Some umbrella companies or people promoting them claim that their tax arrangements or tax avoidance schemes are HMRC approved. HMRC never approves avoidance schemes or the compliance of any umbrella companies. Using a provider accredited by Professional Passport whom have undergone a full audit based on compliance, processes and submissions made to HMRC for Tax, NI (employees and employers), pensions and deductions made from contractor’s salary would prevent any uncertainties with their chosen payroll provider.
Tax avoidance arrangements, known as disguised remuneration schemes, involve an umbrella company giving you some or all of your pay in the form of a loan, salary advance, grant, annuity or any other payment you’re told you’re not expected to pay back. These payments are claimed to be non-taxable, often without explanation, and can lead to a higher take home pay.
You may be asked to sign an agreement with an umbrella company, in addition to your employment contract. This will often be a loan or other agreement that attempts to disguise some of the payments paid to you by your umbrella company as something which is non-taxable. HMRC have seen a rise in these arrangements with no additional agreements which makes it hard to understand if your provider is deducting the correct HMRC deductions.
Our advice to contractors
Ensure you have a contract of employment, if you are asked to sign additional documents, ensure you read and understand what the document is in relation to.
If an umbrella company offers a higher net such as 80% take home, this is likely to be an avoidance scheme.

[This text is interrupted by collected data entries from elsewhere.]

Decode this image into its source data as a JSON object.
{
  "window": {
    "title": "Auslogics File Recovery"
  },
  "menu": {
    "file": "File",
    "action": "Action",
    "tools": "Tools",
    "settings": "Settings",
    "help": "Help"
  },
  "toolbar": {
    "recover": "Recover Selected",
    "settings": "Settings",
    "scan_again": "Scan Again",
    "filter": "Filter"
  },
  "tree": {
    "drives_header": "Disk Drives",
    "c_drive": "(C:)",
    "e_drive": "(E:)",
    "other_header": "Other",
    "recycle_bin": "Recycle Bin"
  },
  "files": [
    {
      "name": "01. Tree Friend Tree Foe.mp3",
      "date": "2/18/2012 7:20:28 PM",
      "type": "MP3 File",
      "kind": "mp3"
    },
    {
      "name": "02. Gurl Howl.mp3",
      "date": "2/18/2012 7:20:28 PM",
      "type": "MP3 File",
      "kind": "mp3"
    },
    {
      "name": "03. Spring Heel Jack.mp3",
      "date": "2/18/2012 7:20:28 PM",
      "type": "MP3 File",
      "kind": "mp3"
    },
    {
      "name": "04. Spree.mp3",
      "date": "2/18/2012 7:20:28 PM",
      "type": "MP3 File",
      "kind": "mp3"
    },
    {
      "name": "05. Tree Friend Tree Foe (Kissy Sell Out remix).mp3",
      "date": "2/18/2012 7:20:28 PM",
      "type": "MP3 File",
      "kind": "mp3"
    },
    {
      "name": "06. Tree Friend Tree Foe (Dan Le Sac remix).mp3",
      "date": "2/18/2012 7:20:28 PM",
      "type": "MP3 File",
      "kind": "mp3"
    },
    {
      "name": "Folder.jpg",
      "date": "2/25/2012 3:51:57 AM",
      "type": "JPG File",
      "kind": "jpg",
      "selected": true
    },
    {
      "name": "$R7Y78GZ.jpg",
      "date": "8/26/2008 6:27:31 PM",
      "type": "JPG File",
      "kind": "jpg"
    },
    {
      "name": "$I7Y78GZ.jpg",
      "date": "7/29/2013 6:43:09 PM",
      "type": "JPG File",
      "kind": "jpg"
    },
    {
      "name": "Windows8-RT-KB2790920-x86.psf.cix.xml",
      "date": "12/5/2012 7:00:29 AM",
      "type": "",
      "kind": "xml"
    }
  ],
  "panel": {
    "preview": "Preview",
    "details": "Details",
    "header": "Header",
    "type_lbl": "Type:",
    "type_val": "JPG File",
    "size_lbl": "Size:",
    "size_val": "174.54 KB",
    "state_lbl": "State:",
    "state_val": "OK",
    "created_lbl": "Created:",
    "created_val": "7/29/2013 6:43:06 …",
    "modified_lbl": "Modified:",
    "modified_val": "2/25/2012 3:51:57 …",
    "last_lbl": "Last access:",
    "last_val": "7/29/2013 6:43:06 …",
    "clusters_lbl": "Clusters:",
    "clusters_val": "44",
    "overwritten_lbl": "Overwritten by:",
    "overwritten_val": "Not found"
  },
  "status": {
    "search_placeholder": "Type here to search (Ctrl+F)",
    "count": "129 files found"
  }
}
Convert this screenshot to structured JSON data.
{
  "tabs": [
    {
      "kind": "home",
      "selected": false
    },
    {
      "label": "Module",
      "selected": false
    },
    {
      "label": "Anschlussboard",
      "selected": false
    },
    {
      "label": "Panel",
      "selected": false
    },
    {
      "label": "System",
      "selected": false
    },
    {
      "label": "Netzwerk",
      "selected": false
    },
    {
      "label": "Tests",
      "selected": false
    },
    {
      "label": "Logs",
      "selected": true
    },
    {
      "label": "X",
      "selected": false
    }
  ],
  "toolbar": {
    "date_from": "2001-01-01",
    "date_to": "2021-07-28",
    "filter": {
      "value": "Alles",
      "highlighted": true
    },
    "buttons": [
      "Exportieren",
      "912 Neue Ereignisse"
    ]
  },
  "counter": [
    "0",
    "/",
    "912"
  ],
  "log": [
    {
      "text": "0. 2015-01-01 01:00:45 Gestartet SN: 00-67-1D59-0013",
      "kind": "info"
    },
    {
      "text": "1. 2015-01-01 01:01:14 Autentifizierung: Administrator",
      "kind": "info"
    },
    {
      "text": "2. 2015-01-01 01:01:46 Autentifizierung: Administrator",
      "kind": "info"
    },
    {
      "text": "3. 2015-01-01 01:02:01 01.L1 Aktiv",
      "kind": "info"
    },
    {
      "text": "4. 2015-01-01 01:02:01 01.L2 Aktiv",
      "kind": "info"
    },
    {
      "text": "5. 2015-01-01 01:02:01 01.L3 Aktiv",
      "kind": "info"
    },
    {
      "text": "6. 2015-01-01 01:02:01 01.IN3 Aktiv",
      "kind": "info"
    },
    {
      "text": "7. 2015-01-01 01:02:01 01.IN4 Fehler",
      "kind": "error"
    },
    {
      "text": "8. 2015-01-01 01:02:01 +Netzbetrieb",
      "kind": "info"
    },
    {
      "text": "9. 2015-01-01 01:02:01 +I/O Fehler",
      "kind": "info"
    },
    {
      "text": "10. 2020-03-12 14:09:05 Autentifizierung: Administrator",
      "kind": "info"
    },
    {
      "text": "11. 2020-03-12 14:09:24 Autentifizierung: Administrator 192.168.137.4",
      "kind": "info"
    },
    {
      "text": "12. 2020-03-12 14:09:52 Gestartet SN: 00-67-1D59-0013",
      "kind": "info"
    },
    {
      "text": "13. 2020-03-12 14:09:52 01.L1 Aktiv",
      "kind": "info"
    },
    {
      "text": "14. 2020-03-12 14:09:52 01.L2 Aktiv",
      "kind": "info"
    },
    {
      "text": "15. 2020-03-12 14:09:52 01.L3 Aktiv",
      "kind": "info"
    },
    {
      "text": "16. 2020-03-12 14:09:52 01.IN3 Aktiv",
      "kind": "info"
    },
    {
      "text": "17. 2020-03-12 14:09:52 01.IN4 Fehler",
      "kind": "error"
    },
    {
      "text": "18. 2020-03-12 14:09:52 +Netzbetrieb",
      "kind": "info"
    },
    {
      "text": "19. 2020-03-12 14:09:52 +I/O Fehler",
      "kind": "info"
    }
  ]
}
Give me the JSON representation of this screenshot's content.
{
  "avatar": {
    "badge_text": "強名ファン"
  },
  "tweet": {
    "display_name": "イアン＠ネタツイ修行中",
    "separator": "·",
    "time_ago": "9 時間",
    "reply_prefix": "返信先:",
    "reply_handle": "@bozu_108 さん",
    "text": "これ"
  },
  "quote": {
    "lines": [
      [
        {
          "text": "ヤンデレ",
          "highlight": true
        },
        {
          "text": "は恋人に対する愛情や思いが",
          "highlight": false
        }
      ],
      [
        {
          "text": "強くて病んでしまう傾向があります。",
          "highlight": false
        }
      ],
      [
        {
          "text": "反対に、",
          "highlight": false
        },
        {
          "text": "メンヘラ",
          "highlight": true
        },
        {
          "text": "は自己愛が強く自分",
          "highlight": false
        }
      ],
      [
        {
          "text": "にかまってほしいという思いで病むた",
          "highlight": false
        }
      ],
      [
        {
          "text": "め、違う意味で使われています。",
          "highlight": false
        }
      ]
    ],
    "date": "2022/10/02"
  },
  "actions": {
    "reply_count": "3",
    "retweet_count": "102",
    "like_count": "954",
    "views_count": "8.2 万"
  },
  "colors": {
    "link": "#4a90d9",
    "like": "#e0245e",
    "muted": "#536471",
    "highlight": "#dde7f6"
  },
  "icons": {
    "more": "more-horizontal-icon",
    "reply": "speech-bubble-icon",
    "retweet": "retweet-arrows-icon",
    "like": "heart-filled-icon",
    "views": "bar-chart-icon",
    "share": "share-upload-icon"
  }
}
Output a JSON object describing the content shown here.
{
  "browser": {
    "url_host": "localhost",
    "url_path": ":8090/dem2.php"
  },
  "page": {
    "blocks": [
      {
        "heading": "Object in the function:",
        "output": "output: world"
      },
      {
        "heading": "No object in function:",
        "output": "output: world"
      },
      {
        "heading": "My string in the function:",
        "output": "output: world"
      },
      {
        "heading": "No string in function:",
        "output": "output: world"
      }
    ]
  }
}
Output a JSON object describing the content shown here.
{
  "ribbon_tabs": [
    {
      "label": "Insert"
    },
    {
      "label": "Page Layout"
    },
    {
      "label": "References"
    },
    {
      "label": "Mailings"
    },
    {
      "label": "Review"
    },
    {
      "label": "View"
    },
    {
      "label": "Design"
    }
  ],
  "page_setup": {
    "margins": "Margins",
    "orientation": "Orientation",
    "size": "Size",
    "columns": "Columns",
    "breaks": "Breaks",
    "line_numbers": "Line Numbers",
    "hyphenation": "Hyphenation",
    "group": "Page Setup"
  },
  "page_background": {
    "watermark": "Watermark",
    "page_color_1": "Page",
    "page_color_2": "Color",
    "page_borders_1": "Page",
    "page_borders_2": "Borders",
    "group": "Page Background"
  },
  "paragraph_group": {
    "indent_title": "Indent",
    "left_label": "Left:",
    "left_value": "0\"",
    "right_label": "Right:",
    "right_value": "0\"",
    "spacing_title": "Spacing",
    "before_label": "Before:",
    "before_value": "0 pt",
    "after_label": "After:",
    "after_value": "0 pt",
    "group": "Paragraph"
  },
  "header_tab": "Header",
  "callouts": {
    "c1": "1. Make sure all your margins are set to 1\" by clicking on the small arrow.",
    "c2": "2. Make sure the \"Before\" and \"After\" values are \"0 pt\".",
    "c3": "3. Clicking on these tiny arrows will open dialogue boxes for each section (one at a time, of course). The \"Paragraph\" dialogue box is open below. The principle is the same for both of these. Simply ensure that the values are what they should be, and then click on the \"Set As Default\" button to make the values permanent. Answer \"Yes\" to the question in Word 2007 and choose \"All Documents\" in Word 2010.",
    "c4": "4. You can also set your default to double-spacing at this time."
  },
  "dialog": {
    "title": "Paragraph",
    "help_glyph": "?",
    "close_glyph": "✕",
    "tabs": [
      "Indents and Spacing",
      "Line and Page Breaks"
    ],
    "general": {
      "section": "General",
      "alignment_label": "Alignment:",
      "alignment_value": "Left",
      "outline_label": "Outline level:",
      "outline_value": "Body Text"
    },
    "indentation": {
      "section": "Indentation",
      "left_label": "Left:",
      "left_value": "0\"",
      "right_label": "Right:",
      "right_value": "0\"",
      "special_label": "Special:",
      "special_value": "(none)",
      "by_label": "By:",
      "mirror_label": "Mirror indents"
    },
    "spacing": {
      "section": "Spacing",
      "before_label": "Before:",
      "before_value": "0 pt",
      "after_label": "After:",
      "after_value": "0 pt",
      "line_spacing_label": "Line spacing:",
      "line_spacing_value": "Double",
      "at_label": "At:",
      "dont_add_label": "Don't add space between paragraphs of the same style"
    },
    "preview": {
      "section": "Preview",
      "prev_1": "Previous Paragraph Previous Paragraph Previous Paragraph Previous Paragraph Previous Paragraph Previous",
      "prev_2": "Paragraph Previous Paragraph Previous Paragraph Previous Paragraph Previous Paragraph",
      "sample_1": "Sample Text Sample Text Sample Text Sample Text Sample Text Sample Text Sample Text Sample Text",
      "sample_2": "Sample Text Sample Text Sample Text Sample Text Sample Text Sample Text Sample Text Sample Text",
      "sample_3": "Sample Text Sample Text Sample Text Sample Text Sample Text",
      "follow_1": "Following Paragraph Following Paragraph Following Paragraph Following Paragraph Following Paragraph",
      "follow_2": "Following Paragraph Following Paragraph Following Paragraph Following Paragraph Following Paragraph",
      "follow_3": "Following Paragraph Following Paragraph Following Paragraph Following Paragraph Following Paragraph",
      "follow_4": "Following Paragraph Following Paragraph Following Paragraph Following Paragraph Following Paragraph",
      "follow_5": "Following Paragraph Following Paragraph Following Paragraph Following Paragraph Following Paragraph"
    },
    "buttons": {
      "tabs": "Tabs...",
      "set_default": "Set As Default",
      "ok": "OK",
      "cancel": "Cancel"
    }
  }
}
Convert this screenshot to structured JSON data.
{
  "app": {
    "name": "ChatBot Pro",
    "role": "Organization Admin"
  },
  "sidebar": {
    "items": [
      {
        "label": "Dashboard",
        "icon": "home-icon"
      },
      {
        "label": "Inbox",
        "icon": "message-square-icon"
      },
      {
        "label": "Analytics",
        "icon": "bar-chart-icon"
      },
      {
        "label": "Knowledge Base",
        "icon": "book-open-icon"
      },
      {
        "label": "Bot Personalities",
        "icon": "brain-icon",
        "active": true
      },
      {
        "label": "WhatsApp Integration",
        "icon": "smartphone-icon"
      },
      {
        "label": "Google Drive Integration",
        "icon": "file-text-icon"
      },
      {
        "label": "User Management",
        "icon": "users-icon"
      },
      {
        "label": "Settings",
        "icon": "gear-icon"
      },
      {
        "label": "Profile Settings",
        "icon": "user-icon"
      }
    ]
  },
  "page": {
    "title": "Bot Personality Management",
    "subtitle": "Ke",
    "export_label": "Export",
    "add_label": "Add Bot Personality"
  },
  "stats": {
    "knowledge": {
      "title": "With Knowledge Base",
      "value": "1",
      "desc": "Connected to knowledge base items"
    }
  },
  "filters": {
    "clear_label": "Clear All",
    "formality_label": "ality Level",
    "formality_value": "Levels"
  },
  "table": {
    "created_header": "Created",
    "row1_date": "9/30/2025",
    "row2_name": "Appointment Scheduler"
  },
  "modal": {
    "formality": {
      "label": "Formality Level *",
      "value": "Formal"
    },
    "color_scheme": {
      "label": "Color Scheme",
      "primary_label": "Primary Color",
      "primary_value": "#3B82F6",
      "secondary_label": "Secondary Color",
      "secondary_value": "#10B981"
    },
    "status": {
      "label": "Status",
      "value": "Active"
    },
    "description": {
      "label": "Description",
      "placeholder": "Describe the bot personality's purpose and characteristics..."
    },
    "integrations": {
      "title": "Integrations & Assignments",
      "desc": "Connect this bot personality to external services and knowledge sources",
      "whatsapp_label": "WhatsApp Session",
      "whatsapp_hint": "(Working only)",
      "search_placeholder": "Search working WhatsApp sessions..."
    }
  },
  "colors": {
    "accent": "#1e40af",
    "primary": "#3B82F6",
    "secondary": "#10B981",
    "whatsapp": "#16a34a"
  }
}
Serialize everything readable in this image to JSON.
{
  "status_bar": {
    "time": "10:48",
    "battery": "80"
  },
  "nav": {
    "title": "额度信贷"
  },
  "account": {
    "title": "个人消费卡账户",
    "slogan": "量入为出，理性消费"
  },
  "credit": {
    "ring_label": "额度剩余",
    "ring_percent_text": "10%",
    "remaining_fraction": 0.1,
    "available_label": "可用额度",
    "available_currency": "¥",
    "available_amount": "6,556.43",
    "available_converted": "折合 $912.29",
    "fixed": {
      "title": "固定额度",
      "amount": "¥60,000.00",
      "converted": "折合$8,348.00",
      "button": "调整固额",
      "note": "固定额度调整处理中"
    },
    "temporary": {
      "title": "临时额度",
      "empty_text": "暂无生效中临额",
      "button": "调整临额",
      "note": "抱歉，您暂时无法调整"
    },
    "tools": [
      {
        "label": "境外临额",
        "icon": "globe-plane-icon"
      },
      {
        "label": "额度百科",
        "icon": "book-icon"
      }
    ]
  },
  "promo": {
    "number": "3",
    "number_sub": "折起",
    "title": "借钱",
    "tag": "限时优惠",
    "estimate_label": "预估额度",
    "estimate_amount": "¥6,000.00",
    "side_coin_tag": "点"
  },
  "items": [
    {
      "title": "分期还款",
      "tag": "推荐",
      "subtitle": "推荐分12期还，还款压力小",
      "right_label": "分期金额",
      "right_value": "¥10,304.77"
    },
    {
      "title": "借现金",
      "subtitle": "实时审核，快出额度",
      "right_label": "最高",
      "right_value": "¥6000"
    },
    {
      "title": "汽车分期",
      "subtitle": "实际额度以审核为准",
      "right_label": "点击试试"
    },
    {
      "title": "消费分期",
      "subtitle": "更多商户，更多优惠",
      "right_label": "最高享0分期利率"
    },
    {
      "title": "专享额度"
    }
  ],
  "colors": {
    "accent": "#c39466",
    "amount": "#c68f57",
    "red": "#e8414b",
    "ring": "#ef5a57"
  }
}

Check your payments, if you have e received two separate payments from two different entities this could be a sign of tax avoidance. All of the payments you receive relating to your earnings need to be considered for tax and National Insurance contributions.
Some or all payments appear non-taxable, these could appear on your payslip as non-taxable loans, shares, capital payments or credit facility.
Your payslip may only show the payments properly paid through PAYE, to make it look compliant with the tax rules.
You may have been contacted by a third party about repaying a loan that you took out from a disguised remuneration scheme. In most cases, the request for repayment is because the original provider of the loan has sold the outstanding loans to a third party. In some cases, a loan may also be recalled by an insolvency practitioner.
If you have any concerns regarding how you are currently being paid, please contact us, we offer a no obligation quote based on the correct deductions so you can conduct your own comparison to your current provider.
Our advice to agencies
It is highly important you conduct your own diligence checks on your payroll providers.
Obtain consent from contractors to request copies of payslips so you can cross reference deductions.
Check their accreditations, do they hold a Professional Passport, FCSA or APSCo Trusted Partner accreditation. Never take a provider’s website as proof they are accredited, you can find a list of approved providers on accreditors websites.
Ensure you obtain company documents such as VAT certificate, companies house registration and confirmation of RTI submission.